In conclusion, Dragos said it observed a real-world operational use of commercial AI that materially assisted an adversary in progressing from enterprise IT compromise toward OT targeting within a critical infrastructure environment. “In this intrusion, AI supported rapid environmental analysis, identification of an OT-adjacent environment, development and refinement of intrusion tooling, and generation of a viable access path towards the IT-OT boundary using known techniques and publicly available tradecraft. This intrusion demonstrates that the adversary’s use of AI did not introduce novel offensive tradecraft or new ICS-specific capabilities. Its significance was in materially reducing the time, technical effort, and prerequisite expertise required to process intelligence and identify OT-relevant assets.”

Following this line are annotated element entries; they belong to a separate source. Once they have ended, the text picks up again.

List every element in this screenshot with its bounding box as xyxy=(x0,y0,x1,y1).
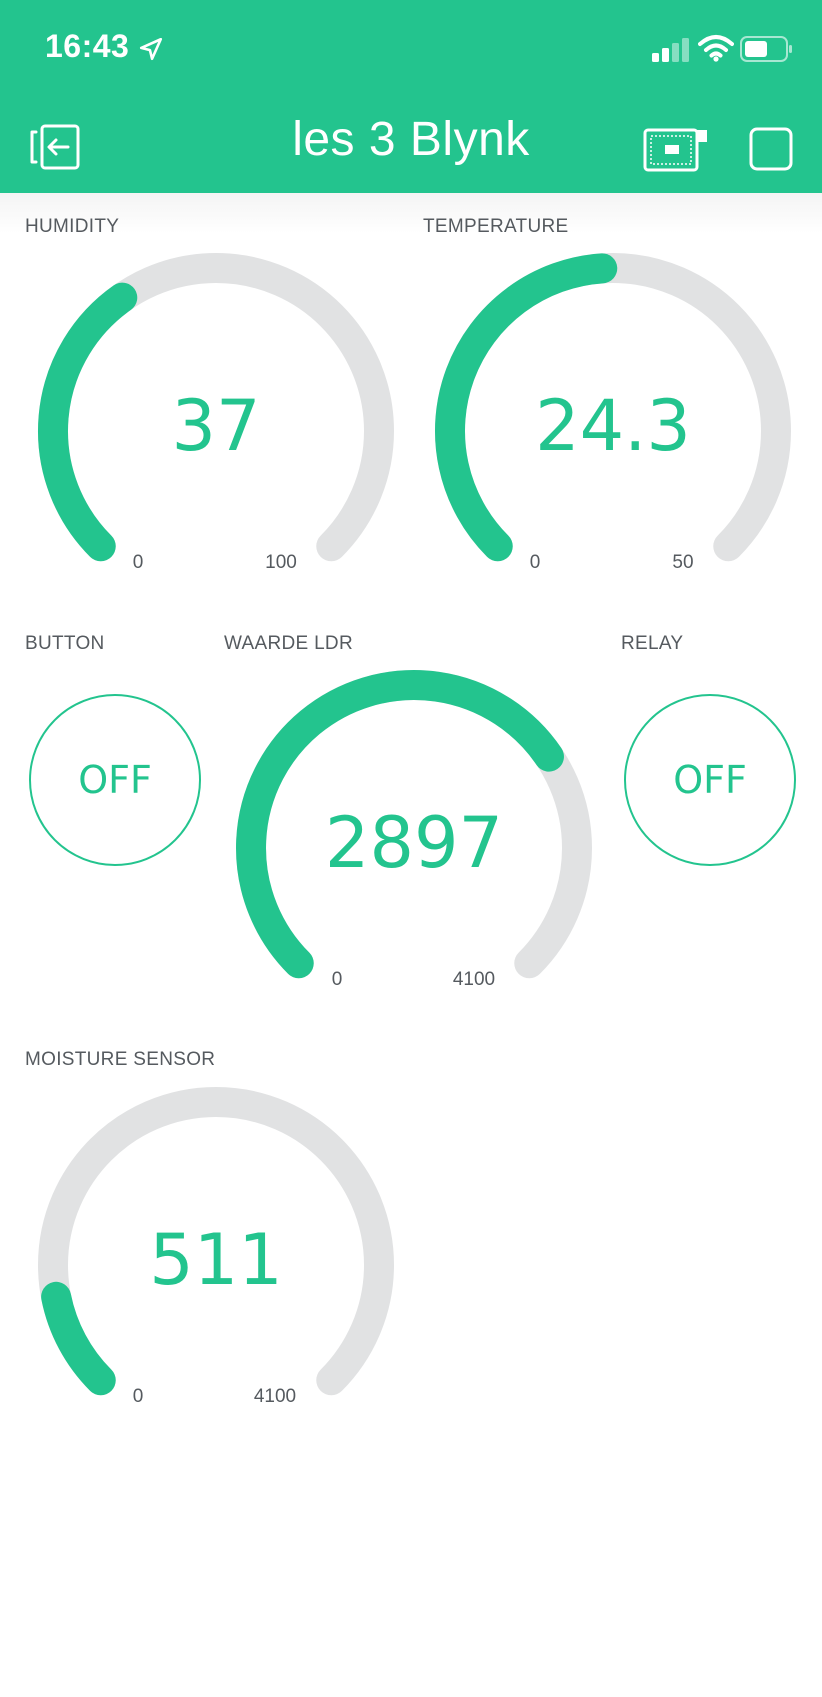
moisture-label: MOISTURE SENSOR xyxy=(25,1049,216,1070)
relay-label: RELAY xyxy=(621,633,684,654)
wifi-icon xyxy=(698,35,734,62)
status-time: 16:43 xyxy=(45,28,130,64)
gauge-value: 511 xyxy=(149,1219,283,1301)
temperature-gauge: 24.3 0 50 xyxy=(435,253,791,573)
gauge-min: 0 xyxy=(133,552,144,573)
stop-icon xyxy=(749,127,793,171)
ldr-label: WAARDE LDR xyxy=(224,633,353,654)
gauge-value: 24.3 xyxy=(535,385,691,467)
gauge-min: 0 xyxy=(133,1386,144,1407)
top-bar: 16:43 les 3 Blynk xyxy=(0,0,822,193)
device-board-icon xyxy=(643,128,707,172)
header-shadow xyxy=(0,193,822,233)
battery-icon xyxy=(740,36,792,62)
gauge-fill xyxy=(41,1281,116,1396)
relay-state: OFF xyxy=(673,758,747,802)
humidity-label: HUMIDITY xyxy=(25,216,120,237)
cellular-signal-icon xyxy=(652,38,689,62)
gauge-value: 37 xyxy=(171,385,260,467)
button-state: OFF xyxy=(78,758,152,802)
gauge-max: 100 xyxy=(265,552,297,573)
gauge-max: 50 xyxy=(672,552,693,573)
button-toggle[interactable]: OFF xyxy=(29,694,201,866)
gauge-min: 0 xyxy=(332,969,343,990)
stop-button[interactable] xyxy=(749,127,793,171)
location-arrow-icon xyxy=(139,37,163,61)
humidity-gauge: 37 0 100 xyxy=(38,253,394,573)
device-button[interactable] xyxy=(643,126,709,172)
gauge-max: 4100 xyxy=(254,1386,296,1407)
gauge-fill xyxy=(38,282,138,562)
gauge-value: 2897 xyxy=(325,802,503,884)
button-label: BUTTON xyxy=(25,633,105,654)
moisture-gauge: 511 0 4100 xyxy=(38,1087,394,1407)
ldr-gauge: 2897 0 4100 xyxy=(236,670,592,990)
temperature-label: TEMPERATURE xyxy=(423,216,569,237)
relay-toggle[interactable]: OFF xyxy=(624,694,796,866)
gauge-min: 0 xyxy=(530,552,541,573)
gauge-max: 4100 xyxy=(453,969,495,990)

For the ICS/OT community, Dragos identified that the implications are twofold. First, organizations failing to implement basic security controls remain at heightened risk because AI can rapidly operationalize known techniques against exposed systems, weak authentication, and default or reused credentials. Second, as AI models continue to improve, prevention-only OT security strategies will become less effective.
Firewalls, segmentation, password changes, and patching remain necessary, but organizations also need OT network visibility, detection, and response capabilities to identify adversary activity when preventive controls fail.

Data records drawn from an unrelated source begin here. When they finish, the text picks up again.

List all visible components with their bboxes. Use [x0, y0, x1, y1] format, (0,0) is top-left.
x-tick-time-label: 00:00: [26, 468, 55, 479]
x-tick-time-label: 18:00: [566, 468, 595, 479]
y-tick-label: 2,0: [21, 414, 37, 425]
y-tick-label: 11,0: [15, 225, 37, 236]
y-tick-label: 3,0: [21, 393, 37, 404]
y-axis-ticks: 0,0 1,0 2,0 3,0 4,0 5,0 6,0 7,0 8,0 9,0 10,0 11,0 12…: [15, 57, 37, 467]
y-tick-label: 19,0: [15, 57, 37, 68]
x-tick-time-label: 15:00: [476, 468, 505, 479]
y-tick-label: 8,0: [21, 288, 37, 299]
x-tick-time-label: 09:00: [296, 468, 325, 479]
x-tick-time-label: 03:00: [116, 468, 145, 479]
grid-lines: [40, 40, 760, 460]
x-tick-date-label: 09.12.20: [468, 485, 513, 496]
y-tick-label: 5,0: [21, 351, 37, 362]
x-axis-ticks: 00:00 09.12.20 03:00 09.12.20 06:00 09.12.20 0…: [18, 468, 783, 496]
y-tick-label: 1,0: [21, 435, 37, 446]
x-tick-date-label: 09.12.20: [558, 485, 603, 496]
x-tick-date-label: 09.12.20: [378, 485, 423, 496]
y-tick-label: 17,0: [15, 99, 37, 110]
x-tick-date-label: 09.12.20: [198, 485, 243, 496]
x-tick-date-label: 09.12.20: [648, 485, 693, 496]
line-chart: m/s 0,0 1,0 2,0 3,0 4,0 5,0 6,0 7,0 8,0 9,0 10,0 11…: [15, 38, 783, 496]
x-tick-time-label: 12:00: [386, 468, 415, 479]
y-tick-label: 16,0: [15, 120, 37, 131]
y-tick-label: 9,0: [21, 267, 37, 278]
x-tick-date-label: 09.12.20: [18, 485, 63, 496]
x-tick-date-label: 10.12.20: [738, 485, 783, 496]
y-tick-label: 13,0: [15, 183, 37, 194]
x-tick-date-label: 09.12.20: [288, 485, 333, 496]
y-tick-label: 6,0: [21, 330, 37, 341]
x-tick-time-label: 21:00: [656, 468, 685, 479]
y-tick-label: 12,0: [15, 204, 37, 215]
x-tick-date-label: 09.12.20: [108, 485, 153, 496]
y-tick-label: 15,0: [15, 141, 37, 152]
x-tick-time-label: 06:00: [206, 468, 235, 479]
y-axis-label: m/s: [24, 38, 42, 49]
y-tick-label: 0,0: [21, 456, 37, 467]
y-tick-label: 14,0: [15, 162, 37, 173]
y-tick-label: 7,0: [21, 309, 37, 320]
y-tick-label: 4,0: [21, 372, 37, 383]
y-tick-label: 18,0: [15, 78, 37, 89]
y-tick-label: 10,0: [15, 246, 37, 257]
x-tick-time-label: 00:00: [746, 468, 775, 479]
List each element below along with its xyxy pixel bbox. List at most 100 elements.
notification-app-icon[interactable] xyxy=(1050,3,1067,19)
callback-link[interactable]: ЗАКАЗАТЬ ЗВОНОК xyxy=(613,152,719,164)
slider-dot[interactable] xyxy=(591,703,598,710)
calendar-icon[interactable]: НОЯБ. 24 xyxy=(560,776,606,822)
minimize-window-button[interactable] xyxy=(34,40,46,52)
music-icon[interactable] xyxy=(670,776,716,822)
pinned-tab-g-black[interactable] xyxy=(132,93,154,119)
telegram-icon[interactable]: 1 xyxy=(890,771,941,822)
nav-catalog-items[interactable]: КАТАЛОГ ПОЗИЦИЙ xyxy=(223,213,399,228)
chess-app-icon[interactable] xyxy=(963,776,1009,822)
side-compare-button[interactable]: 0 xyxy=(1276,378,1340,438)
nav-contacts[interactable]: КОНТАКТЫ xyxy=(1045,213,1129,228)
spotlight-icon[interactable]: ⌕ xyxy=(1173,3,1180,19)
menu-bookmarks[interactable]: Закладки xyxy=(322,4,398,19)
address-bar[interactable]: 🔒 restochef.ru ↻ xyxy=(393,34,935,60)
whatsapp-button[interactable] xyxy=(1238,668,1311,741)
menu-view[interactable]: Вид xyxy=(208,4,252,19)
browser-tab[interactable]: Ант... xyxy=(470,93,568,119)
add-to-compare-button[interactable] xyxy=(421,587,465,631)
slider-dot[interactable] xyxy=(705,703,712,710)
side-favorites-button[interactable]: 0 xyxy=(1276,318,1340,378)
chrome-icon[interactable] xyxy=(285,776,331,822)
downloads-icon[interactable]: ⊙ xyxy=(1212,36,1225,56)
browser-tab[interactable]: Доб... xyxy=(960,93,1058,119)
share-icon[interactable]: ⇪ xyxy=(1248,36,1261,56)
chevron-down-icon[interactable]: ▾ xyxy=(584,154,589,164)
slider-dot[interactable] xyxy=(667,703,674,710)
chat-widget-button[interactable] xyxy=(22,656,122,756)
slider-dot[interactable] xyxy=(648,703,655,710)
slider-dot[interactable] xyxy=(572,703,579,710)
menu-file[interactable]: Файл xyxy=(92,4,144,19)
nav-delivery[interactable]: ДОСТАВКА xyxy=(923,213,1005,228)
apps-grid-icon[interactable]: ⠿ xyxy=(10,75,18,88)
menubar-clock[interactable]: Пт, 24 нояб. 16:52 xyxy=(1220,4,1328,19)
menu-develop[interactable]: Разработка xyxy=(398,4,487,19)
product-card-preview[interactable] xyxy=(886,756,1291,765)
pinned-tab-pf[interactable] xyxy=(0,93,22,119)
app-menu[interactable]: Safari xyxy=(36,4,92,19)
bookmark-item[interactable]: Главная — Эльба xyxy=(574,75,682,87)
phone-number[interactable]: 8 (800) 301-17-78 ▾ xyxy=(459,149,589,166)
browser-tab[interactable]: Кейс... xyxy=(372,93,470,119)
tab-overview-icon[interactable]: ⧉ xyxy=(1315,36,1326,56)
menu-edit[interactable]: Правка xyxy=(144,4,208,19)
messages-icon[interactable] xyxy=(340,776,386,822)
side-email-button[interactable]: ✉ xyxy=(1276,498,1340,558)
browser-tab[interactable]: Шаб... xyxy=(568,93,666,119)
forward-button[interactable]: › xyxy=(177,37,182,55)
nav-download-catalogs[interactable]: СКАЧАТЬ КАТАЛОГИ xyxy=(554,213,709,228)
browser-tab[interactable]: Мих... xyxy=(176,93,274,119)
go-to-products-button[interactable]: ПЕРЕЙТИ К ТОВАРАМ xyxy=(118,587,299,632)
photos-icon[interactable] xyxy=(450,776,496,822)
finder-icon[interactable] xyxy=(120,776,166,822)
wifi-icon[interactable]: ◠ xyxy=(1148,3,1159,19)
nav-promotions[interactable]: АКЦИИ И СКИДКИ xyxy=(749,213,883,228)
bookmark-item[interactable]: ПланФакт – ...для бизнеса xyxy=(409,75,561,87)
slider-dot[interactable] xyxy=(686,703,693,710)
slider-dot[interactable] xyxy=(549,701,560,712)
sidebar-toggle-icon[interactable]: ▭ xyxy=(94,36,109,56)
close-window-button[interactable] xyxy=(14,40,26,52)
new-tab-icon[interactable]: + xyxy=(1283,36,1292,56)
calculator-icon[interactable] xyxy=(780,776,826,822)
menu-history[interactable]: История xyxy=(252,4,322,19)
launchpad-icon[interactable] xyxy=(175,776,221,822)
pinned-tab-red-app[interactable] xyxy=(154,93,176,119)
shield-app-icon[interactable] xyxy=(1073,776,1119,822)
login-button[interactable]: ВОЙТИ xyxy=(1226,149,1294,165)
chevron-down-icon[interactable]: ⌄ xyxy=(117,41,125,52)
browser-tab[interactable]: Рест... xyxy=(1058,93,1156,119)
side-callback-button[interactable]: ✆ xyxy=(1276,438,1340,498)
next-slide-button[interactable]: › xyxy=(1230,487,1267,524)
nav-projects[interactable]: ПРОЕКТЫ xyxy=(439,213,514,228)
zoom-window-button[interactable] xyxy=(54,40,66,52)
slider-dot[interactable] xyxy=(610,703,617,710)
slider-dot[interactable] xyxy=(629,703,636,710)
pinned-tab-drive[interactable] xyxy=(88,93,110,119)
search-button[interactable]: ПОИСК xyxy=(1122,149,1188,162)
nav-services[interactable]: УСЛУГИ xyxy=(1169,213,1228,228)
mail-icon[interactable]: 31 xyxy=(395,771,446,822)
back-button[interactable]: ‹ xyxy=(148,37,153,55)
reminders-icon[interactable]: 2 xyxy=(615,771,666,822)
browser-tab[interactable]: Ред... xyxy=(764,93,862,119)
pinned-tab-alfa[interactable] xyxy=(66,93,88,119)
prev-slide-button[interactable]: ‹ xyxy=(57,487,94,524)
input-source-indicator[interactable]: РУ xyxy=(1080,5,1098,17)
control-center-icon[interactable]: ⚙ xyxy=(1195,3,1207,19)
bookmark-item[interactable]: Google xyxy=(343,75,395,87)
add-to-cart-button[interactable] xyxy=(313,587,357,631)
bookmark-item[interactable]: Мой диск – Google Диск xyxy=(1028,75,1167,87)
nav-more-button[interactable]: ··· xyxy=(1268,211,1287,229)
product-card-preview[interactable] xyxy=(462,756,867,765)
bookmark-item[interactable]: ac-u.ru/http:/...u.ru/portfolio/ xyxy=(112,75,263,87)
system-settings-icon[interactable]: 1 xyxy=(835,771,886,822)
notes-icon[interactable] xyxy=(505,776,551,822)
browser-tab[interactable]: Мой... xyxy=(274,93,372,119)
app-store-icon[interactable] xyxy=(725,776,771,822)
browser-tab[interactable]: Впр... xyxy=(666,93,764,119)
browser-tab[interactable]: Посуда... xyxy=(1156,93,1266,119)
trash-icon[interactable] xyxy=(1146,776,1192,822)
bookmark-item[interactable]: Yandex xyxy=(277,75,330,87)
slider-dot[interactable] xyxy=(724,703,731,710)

Dragos recommended that organizations adopt the SANS Five Critical Controls for ICS Cybersecurity to strengthen OT defenses through a balanced approach spanning prevention, detection and response. The company warned that AI-assisted intrusions can rapidly identify OT access paths and exploit perimeter weaknesses following IT compromises, making strong detection capabilities, East-West traffic monitoring, secure architecture, strong authentication and ICS-specific incident response planning increasingly critical.

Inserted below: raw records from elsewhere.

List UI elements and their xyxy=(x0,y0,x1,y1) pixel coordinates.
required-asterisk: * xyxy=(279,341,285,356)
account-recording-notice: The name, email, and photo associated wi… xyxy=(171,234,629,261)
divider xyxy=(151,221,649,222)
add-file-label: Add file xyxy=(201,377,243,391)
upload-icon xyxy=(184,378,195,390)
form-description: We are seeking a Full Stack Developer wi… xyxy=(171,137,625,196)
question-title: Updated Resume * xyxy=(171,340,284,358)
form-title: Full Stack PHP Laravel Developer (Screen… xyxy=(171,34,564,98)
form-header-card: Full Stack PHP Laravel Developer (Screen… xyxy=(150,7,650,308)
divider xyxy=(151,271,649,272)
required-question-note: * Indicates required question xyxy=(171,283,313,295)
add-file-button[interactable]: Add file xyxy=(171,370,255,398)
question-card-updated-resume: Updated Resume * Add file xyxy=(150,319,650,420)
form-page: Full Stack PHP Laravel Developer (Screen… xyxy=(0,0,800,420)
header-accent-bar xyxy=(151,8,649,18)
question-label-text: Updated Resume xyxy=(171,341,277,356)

Last week, the U.S. Cybersecurity and Infrastructure Security Agency (CISA), alongside the Australian Cyber Security Centre and other international partners, published new guidance on the secure adoption of agentic artificial intelligence (agentic AI), outlining cybersecurity risks tied to deploying these systems. The document comes as critical infrastructure and defense sectors increasingly adopt agentic AI to support mission-critical operations and drive automation. As agentic AI systems play a growing operational role, defenders must implement security controls to protect national security and critical infrastructure from agentic AI-specific risks.